25 Agosto 2010, di Redazione Wall Street Italia

La crisi globale in cui ancora si naviga ha fatto emergere il valore del localismo economico con la le Germania che brilla e balla da sola e le altre potenze con il fiato corto a fare i conti con lo strapotere asiatico con l’aggiunta di quello brasiliano, cassaforte di materie prime di indubbio valore.

Tutti i parametri economici su cui dovrebbe basarsi lo sviluppo sono perlopiù simili ma i risultati che scaturiscono sono profondamente diversi da area ad area e da Stato a Stato. I tassi di interesse sono bassi un po’ dappertutto, così come l’inflazione.

La speculazione finanziaria si è attivata e ha coinvolto tutti gli Stati, in egual misura, così come la crisi ha stravolto i piani di tutti i paesi industrializzati in egual misura. Ma aldilà della risposta più o meno immediata a livello planetario a contrastare la crisi, è emersa la gestione locale della crisi a fare la differenza.

E così il benchmark per l’Europa resta sempre la Germania che attrae investimenti in dose massiccia sia Americani che Cinesi, oltreché Indiani facendo allargare gli spreads di riferimento rispetto ai titoli governativi degli altri paesi.
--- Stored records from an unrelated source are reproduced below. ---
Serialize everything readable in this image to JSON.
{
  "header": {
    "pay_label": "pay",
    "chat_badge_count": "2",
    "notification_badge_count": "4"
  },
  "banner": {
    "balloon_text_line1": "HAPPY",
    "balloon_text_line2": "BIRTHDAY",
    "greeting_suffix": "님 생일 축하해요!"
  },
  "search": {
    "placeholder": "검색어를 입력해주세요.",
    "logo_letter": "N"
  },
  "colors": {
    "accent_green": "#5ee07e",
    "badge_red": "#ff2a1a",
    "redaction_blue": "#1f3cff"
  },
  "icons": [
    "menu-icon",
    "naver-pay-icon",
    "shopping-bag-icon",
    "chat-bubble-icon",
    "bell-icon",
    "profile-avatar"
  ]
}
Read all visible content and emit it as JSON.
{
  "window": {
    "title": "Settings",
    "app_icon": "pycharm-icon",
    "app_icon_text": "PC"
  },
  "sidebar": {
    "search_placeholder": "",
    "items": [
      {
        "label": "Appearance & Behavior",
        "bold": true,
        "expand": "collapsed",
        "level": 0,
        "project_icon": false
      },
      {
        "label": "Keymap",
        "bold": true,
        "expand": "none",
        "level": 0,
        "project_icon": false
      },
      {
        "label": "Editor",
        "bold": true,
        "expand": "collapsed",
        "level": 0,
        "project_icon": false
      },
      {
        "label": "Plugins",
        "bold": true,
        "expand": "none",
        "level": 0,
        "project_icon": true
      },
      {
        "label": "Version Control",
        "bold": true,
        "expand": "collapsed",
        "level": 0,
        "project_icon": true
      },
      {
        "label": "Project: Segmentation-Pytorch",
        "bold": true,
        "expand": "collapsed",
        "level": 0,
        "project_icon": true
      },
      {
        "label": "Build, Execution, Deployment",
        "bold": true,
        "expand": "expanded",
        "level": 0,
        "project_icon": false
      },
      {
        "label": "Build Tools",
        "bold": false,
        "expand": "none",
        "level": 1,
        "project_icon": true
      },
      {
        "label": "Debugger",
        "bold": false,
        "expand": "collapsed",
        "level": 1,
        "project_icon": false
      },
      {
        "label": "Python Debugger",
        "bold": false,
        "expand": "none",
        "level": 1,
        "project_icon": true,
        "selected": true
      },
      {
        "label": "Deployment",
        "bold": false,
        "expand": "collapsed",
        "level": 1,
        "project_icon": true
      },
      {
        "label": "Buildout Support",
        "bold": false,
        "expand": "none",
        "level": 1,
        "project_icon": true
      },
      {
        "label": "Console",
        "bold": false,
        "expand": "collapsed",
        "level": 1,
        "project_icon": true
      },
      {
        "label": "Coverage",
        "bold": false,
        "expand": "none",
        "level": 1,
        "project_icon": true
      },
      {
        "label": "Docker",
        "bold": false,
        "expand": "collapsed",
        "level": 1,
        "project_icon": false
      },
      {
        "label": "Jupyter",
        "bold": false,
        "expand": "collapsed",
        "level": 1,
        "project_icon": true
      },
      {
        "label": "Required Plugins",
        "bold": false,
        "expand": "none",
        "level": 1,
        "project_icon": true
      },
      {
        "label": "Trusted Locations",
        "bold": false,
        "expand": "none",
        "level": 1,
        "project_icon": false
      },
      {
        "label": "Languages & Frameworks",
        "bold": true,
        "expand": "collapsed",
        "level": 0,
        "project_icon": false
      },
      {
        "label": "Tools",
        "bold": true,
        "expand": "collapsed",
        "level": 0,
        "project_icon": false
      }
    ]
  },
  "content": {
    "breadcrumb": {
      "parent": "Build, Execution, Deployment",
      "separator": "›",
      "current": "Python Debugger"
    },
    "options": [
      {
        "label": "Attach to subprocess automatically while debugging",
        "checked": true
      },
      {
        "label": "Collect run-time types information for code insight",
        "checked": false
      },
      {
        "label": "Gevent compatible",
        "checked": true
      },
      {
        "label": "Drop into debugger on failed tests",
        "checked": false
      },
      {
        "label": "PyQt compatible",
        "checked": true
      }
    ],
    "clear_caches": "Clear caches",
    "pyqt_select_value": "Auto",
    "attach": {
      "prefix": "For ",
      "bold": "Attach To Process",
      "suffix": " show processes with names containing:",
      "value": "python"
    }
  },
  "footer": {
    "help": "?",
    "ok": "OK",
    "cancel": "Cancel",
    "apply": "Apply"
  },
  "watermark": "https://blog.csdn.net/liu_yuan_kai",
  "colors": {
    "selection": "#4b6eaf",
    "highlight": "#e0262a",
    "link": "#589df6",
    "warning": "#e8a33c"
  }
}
Da una fotografia di Bloomberg sui differenziali rispetto al Bund tedesco è curioso constatare come la Turchia abbia un differenziale di 163 punti base sul BUND quinquennale, quindi superiore agli oltre 190 del BTP Italiano. La Spagna recupera attestandosi a 226 punti base, mentre il Portogallo fissa il differenziale a 276 punti.

La tenacia con cui si insegue il miglioramento dei singoli conti statali è una virtù, la convinzione che il miglioramento avvenga invece per manifestazione divina è invece un vizio e in una situazione in cui l’economia mondiale è ancora alla ricerca di un punto da cui ripartire non è cosa di poco conto. E questo i mercati lo sanno.